Here's the back and forth as related by The Washington Times:

Mexican Assassins Headed to Arizona, U.S. Warned

Drug smuggling gangs in Mexico have sent well-armed assassins, or "sicarios," into Arizona to locate and kill bandits who are ambushing and stealing loads of cocaine, marijuana and heroin headed to buyers in the United States, the Department of Homeland Security has warned Arizona law enforcement authorities.

In a memo sent in May and widely circulated since, the department said: "We just received information from a proven credible confidential source who reported that a meeting was held in Puerto Penasco in which every smuggling organization who utilizes the Vekol Valley was told to attend. This included rival groups within the Guzman cartel." Joaquín Archivaldo Guzman Loera heads what formally is known as the Sinaloa Cartel, which smuggles multi-ton loads of cocaine from Colombia through Mexico to the United States. One of the most powerful and dangerous drug gangs in Mexico, it also is known as the Guzman cartel, which has been tied to the production, smuggling and distribution of Mexican marijuana and heroin and has established transshipment outlets in the United States. The Vekol Valley is a widely traveled drug smuggling corridor running across Interstate 8 between the Arizona towns of Casa Grande and Gila Bend, continuing north towards Phoenix. It gives drug smugglers the option of shipping their goods to California or to major cities both north and east.

The Homeland Security memo said a group of "15, very well equipped and armed sicarios complete with bullet proof vests" had been sent into the valley. It said the assassins would be disguised as "groups of 'simulated backpackers' carrying empty boxes covered with burlap into the Vekol Valley to draw out the bandits." Once identified, the memo said, "the sicarios will take out the bandits."The federal government has posted signs along Interstate 8 in the Vekol Valley warning travelers the area is unsafe because of drug and alien smugglers, and the local sheriff says Mexican drug cartels now control some parts of the state."

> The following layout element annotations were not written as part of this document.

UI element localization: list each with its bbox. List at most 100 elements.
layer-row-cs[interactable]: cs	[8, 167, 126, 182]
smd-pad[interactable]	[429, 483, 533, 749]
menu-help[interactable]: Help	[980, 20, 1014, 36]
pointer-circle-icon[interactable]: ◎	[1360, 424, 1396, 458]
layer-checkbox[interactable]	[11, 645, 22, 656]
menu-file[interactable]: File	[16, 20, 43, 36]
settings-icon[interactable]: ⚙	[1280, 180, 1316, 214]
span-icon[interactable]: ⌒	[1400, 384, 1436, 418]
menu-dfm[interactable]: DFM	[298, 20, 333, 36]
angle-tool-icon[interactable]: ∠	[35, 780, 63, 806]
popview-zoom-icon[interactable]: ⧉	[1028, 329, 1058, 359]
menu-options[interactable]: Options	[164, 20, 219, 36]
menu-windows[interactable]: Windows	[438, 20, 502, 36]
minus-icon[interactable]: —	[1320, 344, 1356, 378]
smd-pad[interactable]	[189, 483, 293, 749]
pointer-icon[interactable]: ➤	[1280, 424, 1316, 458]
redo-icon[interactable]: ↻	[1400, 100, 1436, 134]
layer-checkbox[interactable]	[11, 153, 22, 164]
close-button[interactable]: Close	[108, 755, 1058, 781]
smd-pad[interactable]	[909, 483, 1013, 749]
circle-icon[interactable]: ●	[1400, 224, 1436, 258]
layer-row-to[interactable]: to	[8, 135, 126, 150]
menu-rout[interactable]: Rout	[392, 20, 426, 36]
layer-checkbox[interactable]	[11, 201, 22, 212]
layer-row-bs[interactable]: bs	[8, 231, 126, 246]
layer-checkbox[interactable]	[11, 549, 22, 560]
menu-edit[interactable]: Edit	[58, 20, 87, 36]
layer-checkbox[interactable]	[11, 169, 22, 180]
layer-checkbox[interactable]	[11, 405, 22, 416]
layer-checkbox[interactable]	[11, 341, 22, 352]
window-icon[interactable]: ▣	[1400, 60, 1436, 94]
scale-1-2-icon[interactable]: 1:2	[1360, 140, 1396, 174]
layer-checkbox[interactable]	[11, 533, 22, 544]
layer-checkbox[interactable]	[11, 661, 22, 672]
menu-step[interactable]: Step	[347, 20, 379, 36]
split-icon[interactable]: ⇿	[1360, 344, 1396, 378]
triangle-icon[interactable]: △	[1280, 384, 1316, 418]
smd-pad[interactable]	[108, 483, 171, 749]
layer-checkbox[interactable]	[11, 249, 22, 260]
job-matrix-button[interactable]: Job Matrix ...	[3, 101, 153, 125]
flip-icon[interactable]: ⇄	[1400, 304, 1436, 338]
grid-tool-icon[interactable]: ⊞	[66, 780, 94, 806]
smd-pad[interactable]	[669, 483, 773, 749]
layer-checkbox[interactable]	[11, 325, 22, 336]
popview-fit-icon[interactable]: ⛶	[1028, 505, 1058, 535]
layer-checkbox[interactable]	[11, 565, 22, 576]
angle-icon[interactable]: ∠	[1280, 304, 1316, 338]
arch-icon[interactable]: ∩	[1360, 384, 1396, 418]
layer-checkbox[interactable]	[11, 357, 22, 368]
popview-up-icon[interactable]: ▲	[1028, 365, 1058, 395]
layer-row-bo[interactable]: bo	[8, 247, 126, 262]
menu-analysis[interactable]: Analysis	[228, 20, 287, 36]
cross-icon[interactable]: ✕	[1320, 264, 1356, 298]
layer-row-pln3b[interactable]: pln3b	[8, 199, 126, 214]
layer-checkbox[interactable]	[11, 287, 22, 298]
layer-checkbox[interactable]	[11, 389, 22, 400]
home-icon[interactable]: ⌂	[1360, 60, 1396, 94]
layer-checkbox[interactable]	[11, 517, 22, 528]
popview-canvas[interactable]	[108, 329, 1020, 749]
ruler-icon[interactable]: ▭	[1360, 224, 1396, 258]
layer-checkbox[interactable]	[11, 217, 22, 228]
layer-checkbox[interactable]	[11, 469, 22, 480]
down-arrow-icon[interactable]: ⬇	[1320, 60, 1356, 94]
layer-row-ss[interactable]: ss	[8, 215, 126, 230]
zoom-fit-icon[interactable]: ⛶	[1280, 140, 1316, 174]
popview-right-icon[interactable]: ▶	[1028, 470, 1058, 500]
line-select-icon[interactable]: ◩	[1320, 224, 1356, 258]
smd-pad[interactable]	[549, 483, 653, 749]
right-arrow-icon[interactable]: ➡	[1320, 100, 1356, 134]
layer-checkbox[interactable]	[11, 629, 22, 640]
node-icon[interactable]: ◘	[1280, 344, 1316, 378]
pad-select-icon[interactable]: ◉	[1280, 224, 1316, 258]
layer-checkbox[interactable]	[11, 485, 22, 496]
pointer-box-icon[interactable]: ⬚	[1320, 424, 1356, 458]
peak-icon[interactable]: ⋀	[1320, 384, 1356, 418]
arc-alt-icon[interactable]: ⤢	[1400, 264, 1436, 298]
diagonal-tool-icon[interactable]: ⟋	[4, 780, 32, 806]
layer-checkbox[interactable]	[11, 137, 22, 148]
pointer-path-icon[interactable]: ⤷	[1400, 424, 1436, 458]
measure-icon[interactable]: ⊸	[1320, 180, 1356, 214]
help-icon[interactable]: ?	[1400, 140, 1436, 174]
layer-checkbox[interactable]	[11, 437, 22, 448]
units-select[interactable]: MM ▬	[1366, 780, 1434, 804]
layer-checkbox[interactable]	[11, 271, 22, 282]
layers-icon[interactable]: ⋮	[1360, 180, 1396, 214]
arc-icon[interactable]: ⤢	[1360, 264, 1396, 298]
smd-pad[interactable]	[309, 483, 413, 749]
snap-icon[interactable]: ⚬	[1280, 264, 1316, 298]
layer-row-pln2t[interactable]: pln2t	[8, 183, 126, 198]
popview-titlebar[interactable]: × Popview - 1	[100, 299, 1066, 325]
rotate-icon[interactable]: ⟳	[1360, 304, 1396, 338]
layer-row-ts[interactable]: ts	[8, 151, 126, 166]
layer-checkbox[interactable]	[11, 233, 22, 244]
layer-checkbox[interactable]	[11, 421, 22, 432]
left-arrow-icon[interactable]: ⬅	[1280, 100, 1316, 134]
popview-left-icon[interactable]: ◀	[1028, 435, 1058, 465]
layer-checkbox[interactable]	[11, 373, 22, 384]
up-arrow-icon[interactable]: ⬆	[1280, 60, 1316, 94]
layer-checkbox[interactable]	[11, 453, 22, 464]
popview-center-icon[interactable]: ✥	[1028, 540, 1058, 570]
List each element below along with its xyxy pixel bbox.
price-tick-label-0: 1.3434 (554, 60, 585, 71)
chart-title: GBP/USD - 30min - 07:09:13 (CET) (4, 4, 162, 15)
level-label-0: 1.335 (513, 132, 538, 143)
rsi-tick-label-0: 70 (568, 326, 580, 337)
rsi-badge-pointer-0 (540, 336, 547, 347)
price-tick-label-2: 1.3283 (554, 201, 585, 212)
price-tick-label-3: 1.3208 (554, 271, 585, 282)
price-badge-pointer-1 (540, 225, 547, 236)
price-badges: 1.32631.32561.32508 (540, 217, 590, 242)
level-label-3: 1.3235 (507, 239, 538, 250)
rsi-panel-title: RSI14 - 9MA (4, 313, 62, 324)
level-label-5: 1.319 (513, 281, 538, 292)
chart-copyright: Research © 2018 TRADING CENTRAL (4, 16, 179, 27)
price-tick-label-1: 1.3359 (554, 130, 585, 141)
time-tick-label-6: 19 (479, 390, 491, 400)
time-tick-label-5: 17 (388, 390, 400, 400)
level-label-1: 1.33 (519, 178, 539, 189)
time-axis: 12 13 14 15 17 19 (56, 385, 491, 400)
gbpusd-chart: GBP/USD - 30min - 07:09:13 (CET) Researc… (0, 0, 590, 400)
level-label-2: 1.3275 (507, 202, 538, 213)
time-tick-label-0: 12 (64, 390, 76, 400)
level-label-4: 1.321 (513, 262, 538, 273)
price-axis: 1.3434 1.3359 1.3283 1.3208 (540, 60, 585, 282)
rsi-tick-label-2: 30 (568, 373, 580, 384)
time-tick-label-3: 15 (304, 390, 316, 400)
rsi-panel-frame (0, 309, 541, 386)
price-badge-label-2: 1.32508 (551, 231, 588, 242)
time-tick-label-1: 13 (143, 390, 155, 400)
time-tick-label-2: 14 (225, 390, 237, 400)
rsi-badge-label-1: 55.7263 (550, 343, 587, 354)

DHS regularly shares information with state, local, and tribal law enforcement agencies in an effort to provide situational awareness about intelligence and to keep our partners aware of any and all potential threats," the agency said in a statement released late Friday. "This particular information proved to be inaccurate."

But Sheriff Babeu said there was already a hit carried out by these cartel assassins, when deputies found two men shot to death in the desert earlier this year.


No worries, Arizona. Just call 911 if you have a problem. The Bureau of Land Management is conducting clean-up, and some of that includes covering up its own tracks.